In a new National Bureau of Economic Research working paper, Pierre Azoulay, Benjamin Jones, J. Daniel Kim, and Javier Miranda connected a variety of administrative datasets together to investigate the age of founders of new businesses, and particularly the age of founders of high-performance startups. Administrative datasets are the “gold standard” of data, because unlike surveys or other statistical sampling methods, they represent the entire population under consideration.
What they found is that the average age of a startup founder is about 41.9 years of age among all startups that hire at least one employee, and among the top 0.1% of highest-growth startups, that average age moves up to 45 years old. Those age are taken from the time of the founding of the company.
The researchers broke down the population of founders along a number of lines, including geography and industry. They found little difference in their results between subcategories, and in many cases, the subcategory definition actually increased the average age. For instance, industries like oil and gas can have average founder ages as high as 51.4 years old. The researchers wrote that “The only category where the mean ages appear (modestly) below age 40 is when the firm has VC-backing. The youngest category is VC-backed firms in New York, where the mean founder age was 38.7.”
One interesting dynamic in the data is that older entrepreneurs appear correlated with better startup performance. “For example, the 1,700 founders of the fastest growing new ventures (1 in 1,000) in our universe of U.S. firms had an average age of 45.0 (compared to 43.7 for the top 1% and 42.1 for the top 5%),” the researchers wrote.
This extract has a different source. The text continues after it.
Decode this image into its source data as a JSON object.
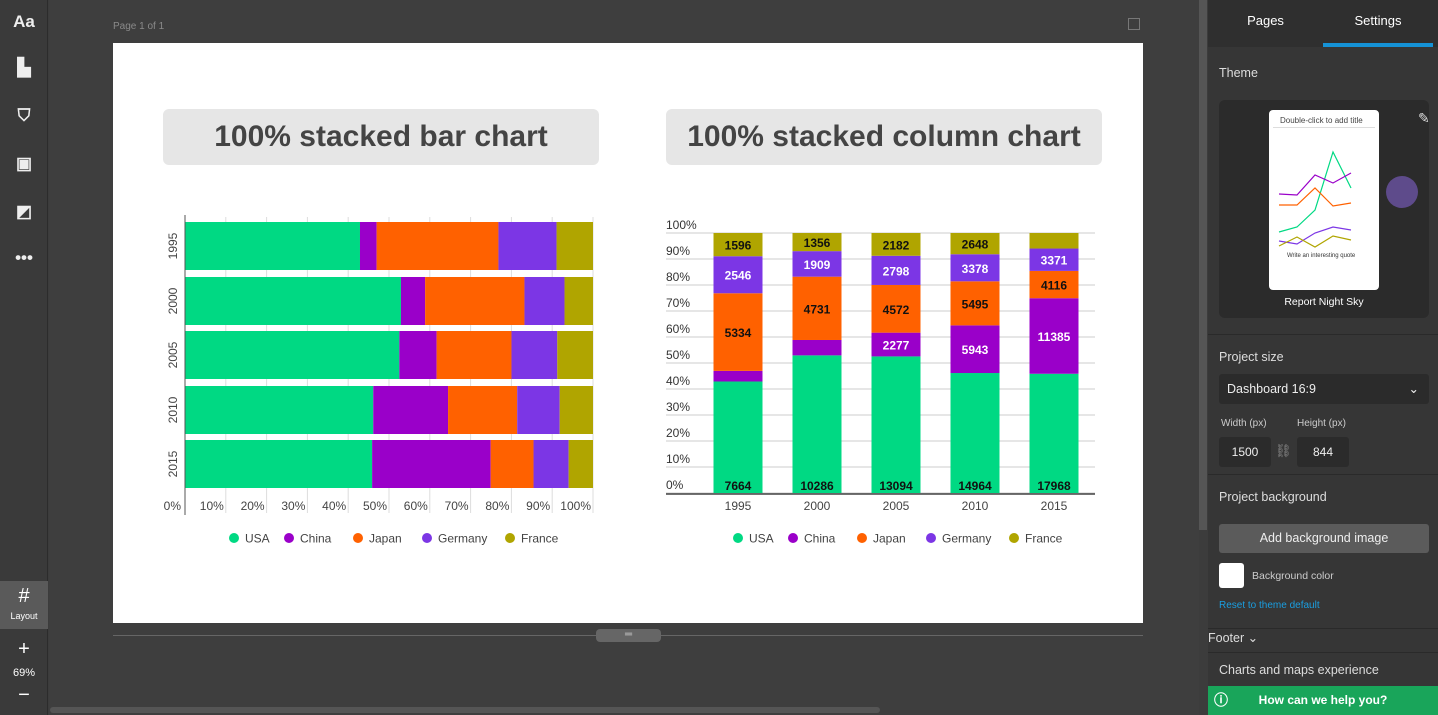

Indeed, it’s not just that older entrepreneurs are more successful, but that younger founders are less successful. “Overall, we see that younger founders appear strongly disadvantaged in their tendency to produce the highest-growth companies,” the researchers wrote (italics in original). One reason why, they argue, is that older founders tend to have more years of experience in their industries.
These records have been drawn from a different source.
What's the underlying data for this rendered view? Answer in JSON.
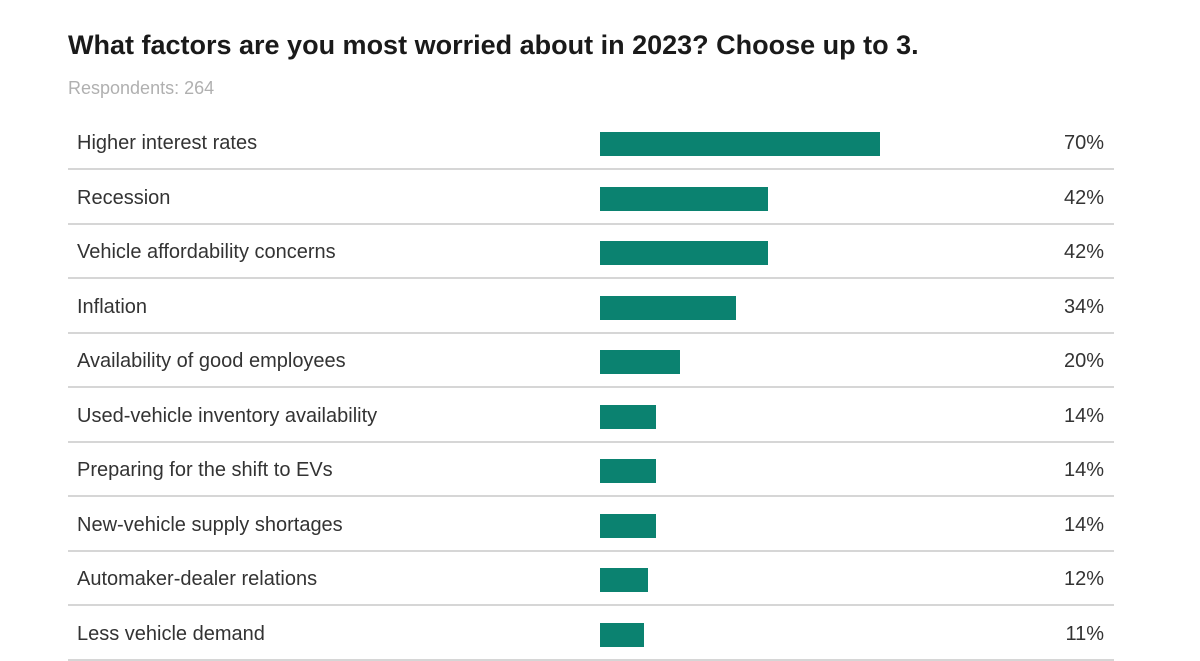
{
  "header": {
    "title": "What factors are you most worried about in 2023? Choose up to 3.",
    "respondents": "Respondents: 264"
  },
  "colors": {
    "bar": "#0b8270",
    "divider": "#d6d6d6"
  },
  "chart_data": {
    "type": "bar",
    "orientation": "horizontal",
    "title": "What factors are you most worried about in 2023? Choose up to 3.",
    "subtitle": "Respondents: 264",
    "xlim": [
      0,
      100
    ],
    "grid": false,
    "legend": "none",
    "categories": [
      "Higher interest rates",
      "Recession",
      "Vehicle affordability concerns",
      "Inflation",
      "Availability of good employees",
      "Used-vehicle inventory availability",
      "Preparing for the shift to EVs",
      "New-vehicle supply shortages",
      "Automaker-dealer relations",
      "Less vehicle demand"
    ],
    "values": [
      70,
      42,
      42,
      34,
      20,
      14,
      14,
      14,
      12,
      11
    ],
    "value_labels": [
      "70%",
      "42%",
      "42%",
      "34%",
      "20%",
      "14%",
      "14%",
      "14%",
      "12%",
      "11%"
    ]
  }
}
With those results out of the way, there is a critical question: if indeed the most successful ventures are run on average by founders in their 40s, why is it that VCs seem to focus so intently on younger founders who seem to be wildly statistically unsuccessful?
The authors speculate that the reason could be that younger founders are “more in need of early-stage external finance” since older founders have the connections, networks, and personal wealth to fund their ventures. VCs don’t have access to those deals, so they gravitate to the kinds of deals they can potentially fund.
I think there is a more blunt reason for this dynamic: VCs believe they have “pattern recognition” abilities that they simply don’t have. Instead, they rely on suppositions and stereotypes that don’t match the underlying data on startup success. The same reason why older founders are ignored by the ecosystem is the same reason why women and other minorities struggle in the Valley: it’s really not about what you build, but what you look like while building it. Data like those found in this paper should force all of us to reevaluate what kind of founders we should be partnering with.